No one is suggesting the screening program is a failure … infant infections from Group B strep … dipped another 27 percent.

… 250 infants out of nearly 7,700 were born with the infection … And the antibiotics seemed to be very effective …

But Schrag and others acknowledged that the false negatives were a disappointing surprise.

… the researchers calculated that they would see 44 to 86 cases of false negatives involving full-term infants. But the final study showed 116 cases — or about 60 percent of the infected full-term infants in the study were born to mothers who had been tested and mistakenly found clear of the infection.

The rest of the infected full-term babies were either not screened or were born to mothers who tested positive.

Timing may be an issue.
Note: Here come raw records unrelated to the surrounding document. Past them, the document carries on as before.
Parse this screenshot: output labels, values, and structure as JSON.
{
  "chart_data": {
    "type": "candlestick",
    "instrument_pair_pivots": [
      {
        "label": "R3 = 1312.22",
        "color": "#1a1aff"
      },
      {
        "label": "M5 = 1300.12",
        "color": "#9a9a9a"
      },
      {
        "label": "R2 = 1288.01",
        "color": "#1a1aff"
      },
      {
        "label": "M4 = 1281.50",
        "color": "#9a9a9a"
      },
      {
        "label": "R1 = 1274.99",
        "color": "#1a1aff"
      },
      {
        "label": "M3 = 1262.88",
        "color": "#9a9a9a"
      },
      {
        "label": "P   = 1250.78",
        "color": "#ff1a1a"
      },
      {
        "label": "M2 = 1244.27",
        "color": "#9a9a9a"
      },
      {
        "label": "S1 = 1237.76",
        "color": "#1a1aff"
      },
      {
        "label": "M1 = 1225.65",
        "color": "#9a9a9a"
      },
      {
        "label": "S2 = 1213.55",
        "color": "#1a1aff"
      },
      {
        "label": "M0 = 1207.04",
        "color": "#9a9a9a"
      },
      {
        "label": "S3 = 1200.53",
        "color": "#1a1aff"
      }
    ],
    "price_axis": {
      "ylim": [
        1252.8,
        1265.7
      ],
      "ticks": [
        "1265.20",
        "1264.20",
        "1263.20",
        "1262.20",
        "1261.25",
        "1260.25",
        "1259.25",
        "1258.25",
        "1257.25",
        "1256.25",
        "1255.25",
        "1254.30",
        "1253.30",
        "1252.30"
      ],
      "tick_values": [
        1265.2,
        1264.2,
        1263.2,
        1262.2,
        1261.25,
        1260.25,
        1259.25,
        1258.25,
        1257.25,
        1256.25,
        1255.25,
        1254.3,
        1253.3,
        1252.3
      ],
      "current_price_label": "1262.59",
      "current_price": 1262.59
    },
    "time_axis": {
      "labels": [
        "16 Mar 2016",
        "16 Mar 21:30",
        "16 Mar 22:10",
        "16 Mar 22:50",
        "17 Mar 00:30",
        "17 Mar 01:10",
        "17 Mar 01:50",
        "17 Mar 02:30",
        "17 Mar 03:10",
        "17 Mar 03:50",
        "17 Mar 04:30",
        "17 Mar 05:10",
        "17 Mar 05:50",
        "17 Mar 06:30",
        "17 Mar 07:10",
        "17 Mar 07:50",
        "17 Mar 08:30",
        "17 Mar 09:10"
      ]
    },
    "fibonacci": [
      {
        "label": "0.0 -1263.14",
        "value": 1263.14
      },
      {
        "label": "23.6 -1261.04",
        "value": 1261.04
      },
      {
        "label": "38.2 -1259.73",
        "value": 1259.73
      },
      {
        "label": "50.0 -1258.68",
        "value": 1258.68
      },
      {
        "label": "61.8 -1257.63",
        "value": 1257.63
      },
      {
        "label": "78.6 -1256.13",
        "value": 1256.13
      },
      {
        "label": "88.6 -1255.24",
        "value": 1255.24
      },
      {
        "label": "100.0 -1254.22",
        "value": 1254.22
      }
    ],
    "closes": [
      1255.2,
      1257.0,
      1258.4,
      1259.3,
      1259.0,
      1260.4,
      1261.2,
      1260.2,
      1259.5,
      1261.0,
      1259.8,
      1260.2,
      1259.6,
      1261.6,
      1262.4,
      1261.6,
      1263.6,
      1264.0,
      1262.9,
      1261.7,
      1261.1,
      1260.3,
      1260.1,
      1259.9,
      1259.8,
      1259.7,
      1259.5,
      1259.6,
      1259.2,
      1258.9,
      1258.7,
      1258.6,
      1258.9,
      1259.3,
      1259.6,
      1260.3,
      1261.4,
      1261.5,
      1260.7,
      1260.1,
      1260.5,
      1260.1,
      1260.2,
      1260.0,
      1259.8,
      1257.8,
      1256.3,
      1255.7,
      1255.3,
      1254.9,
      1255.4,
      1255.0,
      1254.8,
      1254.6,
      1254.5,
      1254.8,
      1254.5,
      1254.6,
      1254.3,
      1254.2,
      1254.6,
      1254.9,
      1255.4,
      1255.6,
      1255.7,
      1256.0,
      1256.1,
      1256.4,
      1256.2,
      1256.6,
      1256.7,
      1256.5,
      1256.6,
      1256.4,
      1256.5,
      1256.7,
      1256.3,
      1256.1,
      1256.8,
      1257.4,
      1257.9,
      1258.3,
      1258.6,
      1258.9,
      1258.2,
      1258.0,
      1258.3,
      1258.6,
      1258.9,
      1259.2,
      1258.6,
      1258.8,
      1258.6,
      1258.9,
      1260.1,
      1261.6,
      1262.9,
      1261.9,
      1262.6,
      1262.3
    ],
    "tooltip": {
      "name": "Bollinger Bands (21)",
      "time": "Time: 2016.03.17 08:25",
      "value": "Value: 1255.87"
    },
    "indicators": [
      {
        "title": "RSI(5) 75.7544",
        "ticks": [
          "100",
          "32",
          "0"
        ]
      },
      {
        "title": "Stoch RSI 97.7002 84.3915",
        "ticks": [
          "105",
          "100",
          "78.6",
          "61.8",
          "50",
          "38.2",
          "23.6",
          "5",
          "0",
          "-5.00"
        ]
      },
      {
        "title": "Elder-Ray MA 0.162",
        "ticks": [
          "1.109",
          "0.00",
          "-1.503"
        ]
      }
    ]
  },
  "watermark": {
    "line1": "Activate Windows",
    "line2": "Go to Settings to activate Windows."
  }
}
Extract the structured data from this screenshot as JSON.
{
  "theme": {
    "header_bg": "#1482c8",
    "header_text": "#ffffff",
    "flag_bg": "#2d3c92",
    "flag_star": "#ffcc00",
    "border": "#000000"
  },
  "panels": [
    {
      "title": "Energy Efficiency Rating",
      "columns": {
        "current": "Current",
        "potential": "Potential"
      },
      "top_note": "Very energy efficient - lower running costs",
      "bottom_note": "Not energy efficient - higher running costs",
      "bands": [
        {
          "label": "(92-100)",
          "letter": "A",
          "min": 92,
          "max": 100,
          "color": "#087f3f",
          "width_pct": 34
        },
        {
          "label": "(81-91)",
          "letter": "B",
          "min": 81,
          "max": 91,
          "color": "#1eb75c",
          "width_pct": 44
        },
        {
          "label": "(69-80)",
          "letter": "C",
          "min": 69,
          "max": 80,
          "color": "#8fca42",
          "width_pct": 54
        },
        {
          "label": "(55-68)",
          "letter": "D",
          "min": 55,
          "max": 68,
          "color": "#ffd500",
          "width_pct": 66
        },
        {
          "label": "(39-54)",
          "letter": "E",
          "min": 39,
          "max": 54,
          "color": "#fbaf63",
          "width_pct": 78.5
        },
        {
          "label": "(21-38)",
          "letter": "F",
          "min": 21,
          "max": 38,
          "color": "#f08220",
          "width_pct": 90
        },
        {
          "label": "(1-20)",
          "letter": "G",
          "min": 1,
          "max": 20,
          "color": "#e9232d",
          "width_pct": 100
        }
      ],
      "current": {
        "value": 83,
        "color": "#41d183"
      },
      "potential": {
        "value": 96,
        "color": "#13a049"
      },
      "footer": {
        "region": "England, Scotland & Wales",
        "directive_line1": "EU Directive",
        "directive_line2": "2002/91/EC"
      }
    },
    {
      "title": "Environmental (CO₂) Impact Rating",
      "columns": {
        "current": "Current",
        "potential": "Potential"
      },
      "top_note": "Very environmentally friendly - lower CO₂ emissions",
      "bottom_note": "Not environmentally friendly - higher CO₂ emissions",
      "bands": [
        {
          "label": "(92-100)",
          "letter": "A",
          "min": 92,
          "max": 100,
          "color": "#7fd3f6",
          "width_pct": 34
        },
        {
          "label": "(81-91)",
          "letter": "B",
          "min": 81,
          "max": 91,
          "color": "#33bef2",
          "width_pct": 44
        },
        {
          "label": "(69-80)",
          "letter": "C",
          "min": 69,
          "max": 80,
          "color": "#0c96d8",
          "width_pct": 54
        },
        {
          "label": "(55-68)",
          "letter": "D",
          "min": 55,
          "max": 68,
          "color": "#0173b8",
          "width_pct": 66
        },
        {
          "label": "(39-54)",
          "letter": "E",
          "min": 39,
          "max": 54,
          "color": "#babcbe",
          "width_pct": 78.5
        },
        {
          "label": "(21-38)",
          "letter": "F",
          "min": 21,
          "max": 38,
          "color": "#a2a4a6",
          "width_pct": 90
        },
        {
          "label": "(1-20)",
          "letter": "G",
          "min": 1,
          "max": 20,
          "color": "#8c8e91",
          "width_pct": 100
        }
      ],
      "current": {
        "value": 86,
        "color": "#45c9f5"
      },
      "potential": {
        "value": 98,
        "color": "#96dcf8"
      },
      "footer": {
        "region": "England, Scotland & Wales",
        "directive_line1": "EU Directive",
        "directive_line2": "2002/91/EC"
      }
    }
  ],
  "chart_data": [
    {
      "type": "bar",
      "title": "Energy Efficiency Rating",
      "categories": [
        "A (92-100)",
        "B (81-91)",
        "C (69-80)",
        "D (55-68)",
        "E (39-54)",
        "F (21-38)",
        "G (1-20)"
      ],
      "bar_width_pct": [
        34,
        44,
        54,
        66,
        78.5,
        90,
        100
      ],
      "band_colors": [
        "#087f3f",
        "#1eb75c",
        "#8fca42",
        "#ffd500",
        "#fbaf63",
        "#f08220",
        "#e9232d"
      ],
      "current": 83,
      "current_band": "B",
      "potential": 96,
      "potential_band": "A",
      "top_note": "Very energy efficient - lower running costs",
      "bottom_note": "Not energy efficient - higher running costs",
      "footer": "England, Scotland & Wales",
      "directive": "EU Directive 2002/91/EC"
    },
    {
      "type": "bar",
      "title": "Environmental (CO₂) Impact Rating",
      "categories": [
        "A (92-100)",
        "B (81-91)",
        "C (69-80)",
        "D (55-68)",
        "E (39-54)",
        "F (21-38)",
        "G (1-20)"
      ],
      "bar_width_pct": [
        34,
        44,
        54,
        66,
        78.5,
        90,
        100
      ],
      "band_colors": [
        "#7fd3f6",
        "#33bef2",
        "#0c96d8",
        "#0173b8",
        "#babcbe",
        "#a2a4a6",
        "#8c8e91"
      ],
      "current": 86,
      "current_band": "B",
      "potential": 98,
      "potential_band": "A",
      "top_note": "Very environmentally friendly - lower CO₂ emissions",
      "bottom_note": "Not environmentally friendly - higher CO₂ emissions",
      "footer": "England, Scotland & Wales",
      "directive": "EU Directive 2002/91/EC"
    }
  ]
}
It’s recommended [to screen women] at 35 to 37 weeks into the pregnancy … But Group B strep infections can come quickly …

The article goes on to speak of a new vaccine!!!! These days, it seems there’s a vaccine for everything.

A good point was raised by an obstetrician who mentioned that since group B strep is normal vaginal flora (present in 25% – 30% women at any given time), and since on only 1 of 400 colonized women is there a neonatal infection, the real question should be, “What is wrong with that one baby out of 400 that gets sick?”

Another aspect of care is the risk facor approach, which involves no routine screening, and offering antibiotics to women who fall into certain risk groups that are known to be associated with Group B Strep infection.